The New Zealand Institute of Economic Research (NZIER) is releasing the September Quarterly Predictions – a regular set
of forecasts and commentary on the New Zealand economy.
The detail is in the backgrounder on the next page, but in summary:
A combination of weak confidence and slowing consumer demand will see economic growth slow to 2.7% in 2000/01. Despite
this “flat patch”, the economy will experience a substantial rebound in 2001, as a strong export performance combines
with recovering confidence and a catch-up in deferred employment and investment. Growth rises to 3.9% in 2001/02.
Risks are still on the downside. Weak business confidence, vulnerable household balance sheets, rising inflation and
the persistent current account deficit could all undermine growth over the next few years. The current account deficit
presents the most overarching risk, with the potential to induce a sharper contraction in domestic activity if it
continues to put downward pressure on the exchange rate and upward pressure on interest rates.
“Flat patch” to dominate 2000
Developments in the last three months have been broadly in line with our June quarter forecasts. Most indicators point
to a softening in growth since the start of the year, with March GDP figures showing key components such as private
consumption, business investment and exports all slightly weaker than anticipated. Other activity indicators for the
June and September quarters suggest domestic demand has remained subdued despite a continued pick up in export growth.
Our forecasts have remained much the same as last quarter. The slump in confidence will continue to dampen activity in
the short term. Businesses will tend to postpone new employment and investment initiatives and households will cut back
on new spending in response to slower employment growth and their already precarious balance sheet positions. These
developments will be offset to some extent by a stronger external performance – export growth will continue to gather
momentum as import demand weakens. However, overall GDP growth will slow from 4.8% in 1999/2000 to 2.7% in 2000/01.
Annual average percent change
Source: Statistics New Zealand, NZIER forecasts
Despite the “flat patch” this year, the economy will experience a substantial rebound in 2001. The current upswing in
export growth will continue for some time yet. World demand is in a growth phase at the moment and will remain strong
over the next five years. Exports will also benefit in the short term from a very low exchange rate and the ongoing
expansion of agricultural production.
The flow on effects of this positive export situation will filter through into the broader economy over the next two
years. At the same time, some of the concerns surrounding government policy changes should ease, lifting confidence out
of its current slump. This will act as an important catalyst for growth, lifting employment, investment and eventually
consumption spending. Overall, the rebound will see growth rise to 3.9% in 2001/02.
From 2001 on the economy will move into a more conventional cycle. Export growth will slow as the upswing in
agricultural production ends and the exchange rate goes through a moderate appreciation. The slowdown will be
accompanied by weaker growth in investment spending. Although consumers will maintain reasonably steady spending growth,
this will be offset by stronger import growth. Economic growth will slow to 2.8% in 2002/03.

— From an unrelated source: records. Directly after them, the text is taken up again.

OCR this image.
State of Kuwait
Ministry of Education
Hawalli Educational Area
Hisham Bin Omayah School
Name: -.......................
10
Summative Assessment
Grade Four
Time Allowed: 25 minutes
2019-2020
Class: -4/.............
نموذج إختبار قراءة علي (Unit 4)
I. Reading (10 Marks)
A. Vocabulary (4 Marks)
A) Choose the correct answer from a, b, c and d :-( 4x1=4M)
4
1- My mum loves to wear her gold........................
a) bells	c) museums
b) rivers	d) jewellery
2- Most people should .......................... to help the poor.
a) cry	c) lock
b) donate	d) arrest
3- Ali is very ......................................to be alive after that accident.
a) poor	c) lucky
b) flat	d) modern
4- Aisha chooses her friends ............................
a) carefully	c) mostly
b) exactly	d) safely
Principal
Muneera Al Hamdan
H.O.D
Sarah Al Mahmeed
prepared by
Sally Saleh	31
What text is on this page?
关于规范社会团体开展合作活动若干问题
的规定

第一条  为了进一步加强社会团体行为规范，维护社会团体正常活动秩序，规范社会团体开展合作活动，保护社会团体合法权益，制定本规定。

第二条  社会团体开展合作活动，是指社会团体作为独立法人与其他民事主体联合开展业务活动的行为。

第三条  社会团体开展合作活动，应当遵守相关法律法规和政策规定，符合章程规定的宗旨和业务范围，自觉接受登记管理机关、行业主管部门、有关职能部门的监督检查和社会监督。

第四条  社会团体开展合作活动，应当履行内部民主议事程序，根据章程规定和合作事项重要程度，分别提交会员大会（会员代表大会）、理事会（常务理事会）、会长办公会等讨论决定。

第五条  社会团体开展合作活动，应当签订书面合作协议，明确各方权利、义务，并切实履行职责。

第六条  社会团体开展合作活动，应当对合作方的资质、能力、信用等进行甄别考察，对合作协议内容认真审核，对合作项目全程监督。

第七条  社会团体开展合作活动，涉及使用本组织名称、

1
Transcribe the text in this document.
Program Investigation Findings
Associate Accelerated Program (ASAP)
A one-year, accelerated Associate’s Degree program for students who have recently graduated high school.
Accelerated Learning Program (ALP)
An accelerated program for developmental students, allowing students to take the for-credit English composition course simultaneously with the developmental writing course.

The risks are still heavily stacked on the downside. A sustained period of business pessimism, if it occurred, could see
firms remaining reluctant to increase employment and investment, with obvious negative consequences for domestic demand.
Likewise, the weakness of household’s financial positions could easily undermine growth. High debt levels, weak asset
growth and a persistently low savings rate have put households in a delicate financial position. A general switch
towards “belt-tightening” could see consumption spending slow more dramatically in the short term.
Inflation is another key downside risk. Rising oil prices and the lower dollar will generate substantial upward price
pressures over the next year. Despite indicating that it will “look through” any short term burst of inflation, the
Reserve Bank may find itself battling against stronger generalised inflation over the medium term. In particular, the
new Employment Relations Act – due to come into place in October – has the potential to further fuel inflation through
stronger wage pressures. Attempts to rein in any resulting inflation will tend to result in higher interest rates and
slower domestic demand.
However, the most pervasive and systemic risk still concerns New Zealand’s persistent current account deficit. Both
directly and indirectly, the deficit affects the exchange rate, interest rates, inflation, consumption, investment and
confidence. It now stands at 8.2% of GDP and has still not shown any convincing signs of turning around, despite recent
falls in the exchange rate. Although the lower New Zealand dollar has boosted our external income it’s had little impact
on our expenditure.
An improved export performance is essential for growth in the broader economy and rescuing the current account balance.
However, an improved savings performance is the key over the medium term. Only by lifting national savings can we
prevent current account problems from recurring and put growth on a sounder footing.
Yet savings behaviour is notoriously difficult to change. Particular attention needs to be given to ensuring that any
policy changes aimed at increasing savings do not simply result in one form of saving being substituted for another.